Wonderful Tennessee, Touchstone Theatre.
Like his Irish literary fore-father Sean O’Casey, Brian Friel heightens ordinary speech into poetry; his dialogue dances from the characters’ mouths. In Wonderful Tennessee, his wrongly dismissed play of 1993, Friel captures the lyrical, mystical qualities of the Irish voice and breaks new ground on the culture’s contradictions: its pagan and Christian traditions, rationality and emotion, myth and history, ritual and individual choice.
Three middle-aged couples about to visit an uninhabited island find different meanings in their pilgrimage: for some it’s a chance to reconnect to childhood memories, for others a way to escape the misery of domestic life, and for those facing illness a magical journey that might restore them to health. Passing the night on a pier awaiting the ferry, these archetypal characters pursue Friel’s central, compelling question: how do we get to a place that seems beyond our reach, and what’s there that we so desperately desire?

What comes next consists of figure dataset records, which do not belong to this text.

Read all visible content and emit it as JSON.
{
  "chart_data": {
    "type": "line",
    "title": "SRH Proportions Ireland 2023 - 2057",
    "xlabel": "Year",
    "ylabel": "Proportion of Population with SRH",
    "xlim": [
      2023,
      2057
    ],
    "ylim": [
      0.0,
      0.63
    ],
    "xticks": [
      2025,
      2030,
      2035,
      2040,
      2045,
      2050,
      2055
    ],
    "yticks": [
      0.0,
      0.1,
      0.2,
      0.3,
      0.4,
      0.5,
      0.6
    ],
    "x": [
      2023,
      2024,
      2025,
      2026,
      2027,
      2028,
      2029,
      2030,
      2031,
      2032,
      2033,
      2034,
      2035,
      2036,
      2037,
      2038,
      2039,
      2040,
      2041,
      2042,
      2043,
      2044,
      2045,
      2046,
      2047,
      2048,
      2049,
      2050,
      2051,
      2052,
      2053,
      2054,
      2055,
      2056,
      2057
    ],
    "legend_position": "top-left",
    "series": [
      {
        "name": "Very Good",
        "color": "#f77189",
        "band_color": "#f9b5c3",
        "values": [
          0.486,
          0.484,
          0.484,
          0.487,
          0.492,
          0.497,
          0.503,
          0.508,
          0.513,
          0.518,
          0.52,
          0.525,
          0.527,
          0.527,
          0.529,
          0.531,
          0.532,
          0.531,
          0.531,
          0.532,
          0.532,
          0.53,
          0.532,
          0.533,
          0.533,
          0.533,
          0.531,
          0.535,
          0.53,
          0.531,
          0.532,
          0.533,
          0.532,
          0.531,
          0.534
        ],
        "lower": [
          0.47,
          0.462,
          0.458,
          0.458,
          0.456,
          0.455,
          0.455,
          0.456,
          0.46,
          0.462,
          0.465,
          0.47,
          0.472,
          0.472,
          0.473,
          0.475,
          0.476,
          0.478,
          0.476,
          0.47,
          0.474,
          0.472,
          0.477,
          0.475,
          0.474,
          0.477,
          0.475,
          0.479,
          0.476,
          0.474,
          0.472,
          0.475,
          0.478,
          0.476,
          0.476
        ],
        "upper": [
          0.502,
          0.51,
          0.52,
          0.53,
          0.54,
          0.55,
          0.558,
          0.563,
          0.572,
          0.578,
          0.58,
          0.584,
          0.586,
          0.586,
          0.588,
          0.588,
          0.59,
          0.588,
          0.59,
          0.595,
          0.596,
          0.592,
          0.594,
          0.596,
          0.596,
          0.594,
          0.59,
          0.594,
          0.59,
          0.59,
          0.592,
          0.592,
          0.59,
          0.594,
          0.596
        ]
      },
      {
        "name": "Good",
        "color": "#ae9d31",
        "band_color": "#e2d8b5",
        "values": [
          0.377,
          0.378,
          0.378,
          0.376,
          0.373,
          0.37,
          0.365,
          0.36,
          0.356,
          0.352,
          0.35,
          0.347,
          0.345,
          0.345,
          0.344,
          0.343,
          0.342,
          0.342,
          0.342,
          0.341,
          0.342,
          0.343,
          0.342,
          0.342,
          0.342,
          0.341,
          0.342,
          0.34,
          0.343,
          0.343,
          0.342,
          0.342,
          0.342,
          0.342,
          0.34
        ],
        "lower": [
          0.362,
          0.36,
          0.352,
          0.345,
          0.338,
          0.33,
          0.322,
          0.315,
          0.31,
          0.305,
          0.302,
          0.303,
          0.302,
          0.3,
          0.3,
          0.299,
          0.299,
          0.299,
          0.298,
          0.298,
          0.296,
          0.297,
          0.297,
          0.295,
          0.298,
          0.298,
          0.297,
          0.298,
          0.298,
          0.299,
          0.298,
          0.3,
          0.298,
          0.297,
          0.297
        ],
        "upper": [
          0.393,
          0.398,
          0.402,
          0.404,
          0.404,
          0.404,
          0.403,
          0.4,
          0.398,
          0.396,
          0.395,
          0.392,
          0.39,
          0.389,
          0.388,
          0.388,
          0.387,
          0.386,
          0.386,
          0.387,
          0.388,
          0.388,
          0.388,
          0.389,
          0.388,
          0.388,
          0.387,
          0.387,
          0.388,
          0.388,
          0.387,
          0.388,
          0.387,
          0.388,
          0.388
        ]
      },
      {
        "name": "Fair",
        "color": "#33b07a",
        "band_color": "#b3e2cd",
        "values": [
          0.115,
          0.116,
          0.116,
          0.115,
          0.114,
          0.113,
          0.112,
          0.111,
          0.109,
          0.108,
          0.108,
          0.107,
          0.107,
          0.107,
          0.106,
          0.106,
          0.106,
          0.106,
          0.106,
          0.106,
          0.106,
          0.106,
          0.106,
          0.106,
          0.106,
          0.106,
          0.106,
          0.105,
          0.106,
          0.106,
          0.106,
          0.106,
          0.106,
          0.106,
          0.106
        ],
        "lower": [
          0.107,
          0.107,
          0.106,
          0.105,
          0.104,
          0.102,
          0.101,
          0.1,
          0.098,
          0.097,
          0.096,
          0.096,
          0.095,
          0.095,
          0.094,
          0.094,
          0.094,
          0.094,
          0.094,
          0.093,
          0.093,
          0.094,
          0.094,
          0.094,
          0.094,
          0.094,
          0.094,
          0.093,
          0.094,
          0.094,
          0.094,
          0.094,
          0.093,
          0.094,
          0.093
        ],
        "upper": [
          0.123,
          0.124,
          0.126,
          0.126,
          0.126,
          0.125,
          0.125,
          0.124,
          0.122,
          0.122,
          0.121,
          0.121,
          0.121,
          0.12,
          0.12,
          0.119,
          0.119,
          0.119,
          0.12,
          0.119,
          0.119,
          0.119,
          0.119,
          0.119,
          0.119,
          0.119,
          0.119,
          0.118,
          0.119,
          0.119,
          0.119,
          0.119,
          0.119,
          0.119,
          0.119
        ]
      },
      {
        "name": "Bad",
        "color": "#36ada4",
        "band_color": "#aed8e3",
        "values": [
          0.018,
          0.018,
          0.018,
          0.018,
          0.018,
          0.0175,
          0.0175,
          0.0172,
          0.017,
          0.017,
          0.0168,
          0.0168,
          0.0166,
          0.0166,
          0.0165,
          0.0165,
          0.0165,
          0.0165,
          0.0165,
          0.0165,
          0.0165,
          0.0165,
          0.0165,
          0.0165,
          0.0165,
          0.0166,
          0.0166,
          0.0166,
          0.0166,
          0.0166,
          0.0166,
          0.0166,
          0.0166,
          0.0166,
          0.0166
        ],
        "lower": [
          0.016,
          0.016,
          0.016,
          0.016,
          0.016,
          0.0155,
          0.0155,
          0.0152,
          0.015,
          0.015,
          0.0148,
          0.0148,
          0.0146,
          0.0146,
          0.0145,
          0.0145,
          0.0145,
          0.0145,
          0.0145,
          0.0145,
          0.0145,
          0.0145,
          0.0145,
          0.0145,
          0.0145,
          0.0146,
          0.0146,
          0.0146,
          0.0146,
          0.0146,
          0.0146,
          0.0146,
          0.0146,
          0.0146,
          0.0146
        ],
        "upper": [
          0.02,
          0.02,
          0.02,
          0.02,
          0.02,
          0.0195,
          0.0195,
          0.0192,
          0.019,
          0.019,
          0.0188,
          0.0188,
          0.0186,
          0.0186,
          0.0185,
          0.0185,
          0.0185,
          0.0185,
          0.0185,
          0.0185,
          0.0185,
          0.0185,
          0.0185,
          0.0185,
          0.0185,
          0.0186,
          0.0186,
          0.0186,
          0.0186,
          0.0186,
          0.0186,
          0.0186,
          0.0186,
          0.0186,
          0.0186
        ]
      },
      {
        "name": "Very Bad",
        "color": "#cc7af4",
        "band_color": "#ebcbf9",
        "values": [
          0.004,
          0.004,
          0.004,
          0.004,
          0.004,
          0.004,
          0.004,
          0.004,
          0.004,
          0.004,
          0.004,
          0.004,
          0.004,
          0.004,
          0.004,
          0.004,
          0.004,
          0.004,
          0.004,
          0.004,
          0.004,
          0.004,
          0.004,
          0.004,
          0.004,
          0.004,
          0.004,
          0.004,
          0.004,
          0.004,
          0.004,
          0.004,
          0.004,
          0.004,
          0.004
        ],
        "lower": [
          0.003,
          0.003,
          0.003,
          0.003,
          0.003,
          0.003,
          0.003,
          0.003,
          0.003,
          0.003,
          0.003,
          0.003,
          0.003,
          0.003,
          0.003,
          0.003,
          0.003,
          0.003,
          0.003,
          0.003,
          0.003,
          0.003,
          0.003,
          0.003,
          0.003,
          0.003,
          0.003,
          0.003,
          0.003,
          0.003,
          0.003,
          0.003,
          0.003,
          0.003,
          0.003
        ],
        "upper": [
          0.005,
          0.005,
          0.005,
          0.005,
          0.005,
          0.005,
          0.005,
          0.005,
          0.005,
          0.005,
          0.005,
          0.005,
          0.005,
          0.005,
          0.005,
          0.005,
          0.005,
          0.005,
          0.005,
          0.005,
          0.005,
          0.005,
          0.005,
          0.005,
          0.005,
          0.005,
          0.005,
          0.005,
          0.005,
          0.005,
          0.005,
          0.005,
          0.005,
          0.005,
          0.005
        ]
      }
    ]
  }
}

Beautifully directed by J.R. Sullivan, this production sustains the tension between the characters’ displays of happiness (they enter singing as many “happy” songs as they can remember) and inner longings. Sullivan’s fluid staging gives us the chance to see through each character’s eyes, and he brings out the flesh-and-blood traits in Friel’s creations: a less competent director might have reduced the archetypes to stereotypes. The characters’ storytelling emphasizes the necessity of communal, tribal sharing of pain. Berna, the most blatantly disturbed, lets us into her irrational world through her passionate tale of a flying house. And embittered, intellectual Frank describes a dolphin he saw dancing on the water, its maniacal movement too human, too driven. The audience witnesses a similar ritual: a performance driven by irony, beauty, and pain.